Not that Lily had ever been to Town, Mr and Mrs Seagrove never having found reason to travel so far as London. But she had often been privileged to see copies of the magazines Lady Phaedra, the younger of the two Montague sisters, had sent over, and the fashionable gentlemen depicted in the sketches inside those magazines had all looked much as Giles Montague did today.
She gave a dismissive shake of her head, as much for her own benefit as anyone else’s. She simply refused to see Giles Montague as anything other than the cold and unpleasant man he had always been to her, but especially so this past year. ‘I trust the tea is to your liking, my lord?’ she prompted as she saw the involuntary wince he gave after taking a sip of the hot and highly sweetened brew.
Narrowed grey eyes met her more innocent gaze. ‘Perfectly, thank you,’ he murmured as he rested the cup back on its saucer before carefully placing both on the table.
Lily’s cheeks warmed guiltily as she realised he was not going to expose her pettiness to her father. ‘I believe you were about to offer us your opinion concerning the well-dressing celebrations, my lord?’ she prompted huskily.
Giles, the taste of that unpleasantly syrupy tea still coating the roof of his mouth, did not believe that Miss Lily Seagrove would care to hear his ‘opinion’ of her at this particular moment! Instead he gave her a smile that did little more than bare his teeth in challenge, and was rewarded by a deepening of the blush colouring those ivory cheeks. ‘I have very fond memories of the celebrations being held here when I was a boy.’
‘Of course you must.’ The vicar eagerly took up the conversation. ‘I recall Mrs Seagrove telling me of how, before you were old enough to go to Town for the Season with the rest of the family, you and your brothers would help to put out the tables and chairs and hang up the bunting.’

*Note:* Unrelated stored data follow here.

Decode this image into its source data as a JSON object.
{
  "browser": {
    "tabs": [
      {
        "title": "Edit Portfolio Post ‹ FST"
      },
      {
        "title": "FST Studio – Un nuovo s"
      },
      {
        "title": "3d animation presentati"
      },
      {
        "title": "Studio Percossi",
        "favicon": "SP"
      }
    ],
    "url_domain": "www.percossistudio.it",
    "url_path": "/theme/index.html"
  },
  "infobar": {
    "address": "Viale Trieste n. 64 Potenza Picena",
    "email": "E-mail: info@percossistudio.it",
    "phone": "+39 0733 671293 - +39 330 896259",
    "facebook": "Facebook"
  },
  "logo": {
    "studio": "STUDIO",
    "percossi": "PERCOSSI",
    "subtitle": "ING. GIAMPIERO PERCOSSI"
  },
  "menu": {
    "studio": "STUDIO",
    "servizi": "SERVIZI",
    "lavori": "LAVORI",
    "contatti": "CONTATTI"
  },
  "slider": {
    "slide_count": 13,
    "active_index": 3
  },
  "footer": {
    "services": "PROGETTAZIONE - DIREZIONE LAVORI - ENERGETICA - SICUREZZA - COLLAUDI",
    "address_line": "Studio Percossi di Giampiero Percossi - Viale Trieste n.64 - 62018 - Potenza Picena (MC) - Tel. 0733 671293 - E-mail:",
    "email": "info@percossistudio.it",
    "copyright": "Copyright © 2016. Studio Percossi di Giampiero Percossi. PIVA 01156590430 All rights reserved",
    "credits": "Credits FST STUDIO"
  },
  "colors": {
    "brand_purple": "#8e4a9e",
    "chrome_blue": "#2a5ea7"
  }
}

Giles and his brothers … Of which there was now only one. And Harry, in his role as diplomat, currently resided in Town when not out of the country on other business.

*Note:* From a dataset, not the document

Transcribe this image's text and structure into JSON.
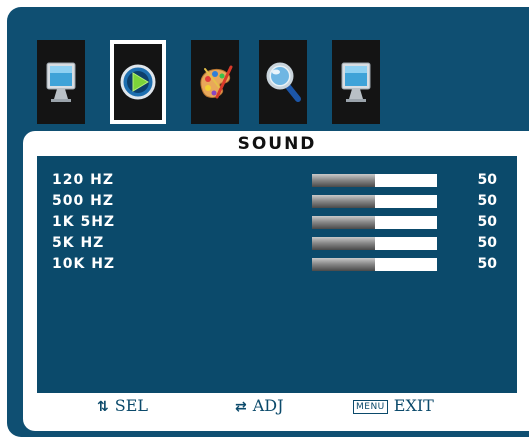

If anyone had asked Giles if he really wanted the garden party to be held at Castonbury Park this year, his honest answer would have been no. But having now seen his father, witnessed the way in which his grief had caused him to become withdrawn, not just from his family but from the estate and village as well, and the way in which that estate had been allowed to fall into a state of gentile decay, Giles was of the opinion, no matter what his personal feelings on the matter, that the return of the annual celebrations in the grounds of Castonbury Park was exactly what was needed to bring about a return of confidence in the Montague family’s interest in both the tenants and the village.